Ironisch genoeg is de heersende opvatting nu dat Spinoza een diep mystiek geloof in God had. Hij wordt vaak aangeduid als ‘een man in vervoering van god’. Hoe kon zo’n mysticus voor een atheïst worden gehouden? Waarom werden zijn geschriften zó lang door zoveel mensen verkeerd begrepen? Eén reden is de bijzonder complexe aard van zijn filosofie. De vijf delen van zijn Ethica worden ingeleid door 43 definities, axioma’s en postulaten. Deze worden gevolgd door 259 stellingen, elk met zijn eigen bewijs, vaak met gevolgtrekkingen en aantekeningen. En hij presenteert deze allemaal in ‘een geometrische stijl’ – het lijkt op de bewijzen in de euclidische meetkunde.

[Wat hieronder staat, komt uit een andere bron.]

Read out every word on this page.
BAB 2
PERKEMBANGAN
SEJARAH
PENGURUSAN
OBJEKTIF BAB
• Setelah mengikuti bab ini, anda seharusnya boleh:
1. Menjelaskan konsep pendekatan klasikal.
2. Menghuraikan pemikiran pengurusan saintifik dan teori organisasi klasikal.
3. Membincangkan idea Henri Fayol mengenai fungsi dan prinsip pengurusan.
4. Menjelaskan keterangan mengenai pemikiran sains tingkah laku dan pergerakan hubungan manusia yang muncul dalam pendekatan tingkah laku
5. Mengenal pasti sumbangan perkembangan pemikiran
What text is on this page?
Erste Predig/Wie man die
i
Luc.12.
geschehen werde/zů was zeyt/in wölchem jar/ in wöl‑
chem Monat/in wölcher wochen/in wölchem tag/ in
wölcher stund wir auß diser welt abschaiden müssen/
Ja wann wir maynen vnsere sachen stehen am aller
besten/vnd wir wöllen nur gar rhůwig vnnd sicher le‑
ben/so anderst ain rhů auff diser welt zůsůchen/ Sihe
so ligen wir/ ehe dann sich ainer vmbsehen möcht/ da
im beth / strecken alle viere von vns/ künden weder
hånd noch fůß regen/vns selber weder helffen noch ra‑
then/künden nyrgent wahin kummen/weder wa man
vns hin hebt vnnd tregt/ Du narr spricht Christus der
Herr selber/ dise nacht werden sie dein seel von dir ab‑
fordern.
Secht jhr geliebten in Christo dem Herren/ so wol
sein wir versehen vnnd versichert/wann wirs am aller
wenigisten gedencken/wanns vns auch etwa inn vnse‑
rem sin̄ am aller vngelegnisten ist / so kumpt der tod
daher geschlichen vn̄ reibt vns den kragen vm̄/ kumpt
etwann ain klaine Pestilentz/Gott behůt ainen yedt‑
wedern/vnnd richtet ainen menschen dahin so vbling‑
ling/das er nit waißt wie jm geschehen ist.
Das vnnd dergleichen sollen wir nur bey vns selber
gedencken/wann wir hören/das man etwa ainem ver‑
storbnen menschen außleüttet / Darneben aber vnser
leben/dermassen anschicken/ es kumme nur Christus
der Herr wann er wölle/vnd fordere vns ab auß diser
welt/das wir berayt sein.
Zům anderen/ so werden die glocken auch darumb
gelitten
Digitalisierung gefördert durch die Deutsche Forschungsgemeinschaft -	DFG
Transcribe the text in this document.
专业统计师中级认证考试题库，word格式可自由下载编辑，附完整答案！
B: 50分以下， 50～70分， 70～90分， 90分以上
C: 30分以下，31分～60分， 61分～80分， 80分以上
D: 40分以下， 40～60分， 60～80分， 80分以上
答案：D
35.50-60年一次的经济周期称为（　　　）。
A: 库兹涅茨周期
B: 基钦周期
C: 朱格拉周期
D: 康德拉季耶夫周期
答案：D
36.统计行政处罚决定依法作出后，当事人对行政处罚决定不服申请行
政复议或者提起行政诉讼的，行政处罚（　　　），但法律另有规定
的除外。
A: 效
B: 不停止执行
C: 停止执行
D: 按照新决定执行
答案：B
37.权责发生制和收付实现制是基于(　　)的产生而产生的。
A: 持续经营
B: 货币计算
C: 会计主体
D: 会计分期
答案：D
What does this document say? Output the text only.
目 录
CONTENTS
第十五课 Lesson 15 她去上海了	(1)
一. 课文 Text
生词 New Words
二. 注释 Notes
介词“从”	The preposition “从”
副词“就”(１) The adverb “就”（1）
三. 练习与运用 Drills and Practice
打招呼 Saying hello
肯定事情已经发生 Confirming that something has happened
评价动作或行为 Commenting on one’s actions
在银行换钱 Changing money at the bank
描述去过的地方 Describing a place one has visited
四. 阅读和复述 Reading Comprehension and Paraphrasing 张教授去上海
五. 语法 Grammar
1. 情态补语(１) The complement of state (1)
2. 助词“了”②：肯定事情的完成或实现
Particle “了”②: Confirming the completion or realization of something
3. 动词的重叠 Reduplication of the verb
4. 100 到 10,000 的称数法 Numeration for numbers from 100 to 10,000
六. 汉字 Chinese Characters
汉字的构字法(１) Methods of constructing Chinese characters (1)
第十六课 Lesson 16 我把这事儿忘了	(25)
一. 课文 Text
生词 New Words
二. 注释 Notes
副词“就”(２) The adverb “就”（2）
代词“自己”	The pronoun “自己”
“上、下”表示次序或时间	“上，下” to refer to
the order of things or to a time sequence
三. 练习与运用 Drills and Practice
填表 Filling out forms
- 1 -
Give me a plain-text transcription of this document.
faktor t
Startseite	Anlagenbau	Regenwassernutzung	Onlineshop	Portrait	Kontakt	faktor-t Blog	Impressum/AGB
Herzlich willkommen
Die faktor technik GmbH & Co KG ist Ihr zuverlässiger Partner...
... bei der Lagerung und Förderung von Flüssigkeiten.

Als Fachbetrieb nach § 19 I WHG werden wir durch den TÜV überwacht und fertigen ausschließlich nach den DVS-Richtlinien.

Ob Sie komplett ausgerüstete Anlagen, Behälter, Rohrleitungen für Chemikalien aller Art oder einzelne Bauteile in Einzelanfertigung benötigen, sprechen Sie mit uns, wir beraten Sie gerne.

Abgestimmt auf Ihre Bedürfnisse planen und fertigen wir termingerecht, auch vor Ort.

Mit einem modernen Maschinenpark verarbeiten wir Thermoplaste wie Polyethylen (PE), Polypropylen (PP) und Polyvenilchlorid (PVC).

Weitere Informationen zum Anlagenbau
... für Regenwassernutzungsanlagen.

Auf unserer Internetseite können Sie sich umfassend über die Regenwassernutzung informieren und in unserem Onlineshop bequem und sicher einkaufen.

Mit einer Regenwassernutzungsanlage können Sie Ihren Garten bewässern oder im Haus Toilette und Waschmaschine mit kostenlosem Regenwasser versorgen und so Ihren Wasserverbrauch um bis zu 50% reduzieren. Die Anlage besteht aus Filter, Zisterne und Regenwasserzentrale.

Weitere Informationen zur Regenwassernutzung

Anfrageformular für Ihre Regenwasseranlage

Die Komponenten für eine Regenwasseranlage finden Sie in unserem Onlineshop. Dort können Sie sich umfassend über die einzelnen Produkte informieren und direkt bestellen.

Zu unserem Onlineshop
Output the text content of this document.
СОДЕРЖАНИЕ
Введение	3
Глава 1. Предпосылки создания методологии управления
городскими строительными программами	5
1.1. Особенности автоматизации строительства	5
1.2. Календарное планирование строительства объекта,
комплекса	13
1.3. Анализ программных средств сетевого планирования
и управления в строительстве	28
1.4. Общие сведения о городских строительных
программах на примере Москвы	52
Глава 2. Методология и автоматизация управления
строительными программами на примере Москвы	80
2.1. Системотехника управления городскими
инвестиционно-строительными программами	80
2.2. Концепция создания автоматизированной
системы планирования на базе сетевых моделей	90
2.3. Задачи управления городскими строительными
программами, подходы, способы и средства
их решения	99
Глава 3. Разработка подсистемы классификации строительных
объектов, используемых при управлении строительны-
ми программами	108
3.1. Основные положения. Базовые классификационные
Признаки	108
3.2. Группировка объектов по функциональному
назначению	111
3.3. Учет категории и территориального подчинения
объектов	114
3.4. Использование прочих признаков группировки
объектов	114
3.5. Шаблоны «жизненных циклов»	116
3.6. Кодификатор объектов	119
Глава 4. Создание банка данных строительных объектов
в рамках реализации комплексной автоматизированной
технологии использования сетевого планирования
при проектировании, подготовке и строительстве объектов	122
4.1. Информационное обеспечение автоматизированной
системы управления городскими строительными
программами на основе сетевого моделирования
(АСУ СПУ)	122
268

Het grootste probleem is misschien wel de ongewone manier waarop hij zijn begrippen definieert. Bekende woorden zoals God, natuur, substantie, geluk, vrijheid en liefde hebben betekenissen die totaal anders zijn dan in het normale gebruik. We kunnen dit probleem duidelijk maken door enkele van deze definities te onderzoeken – waarbij we ons richten op één enkele gedachte: Spinoza’s liefde voor God.
Substantie, God, natuur: Volgens Spinoza zijn stof en geest geen twee afzonderlijke substanties, maar één. Substantie wordt gebruikt in zijn oorspronkelijke betekenis: dat wat ‘eronder staat’. In deze betekenis ligt één substantie ten grondslag aan alle bestaan. Die substantie is God. En omdat alle bestaan voortkomt uit deze ene substantie, is God de hele natuur.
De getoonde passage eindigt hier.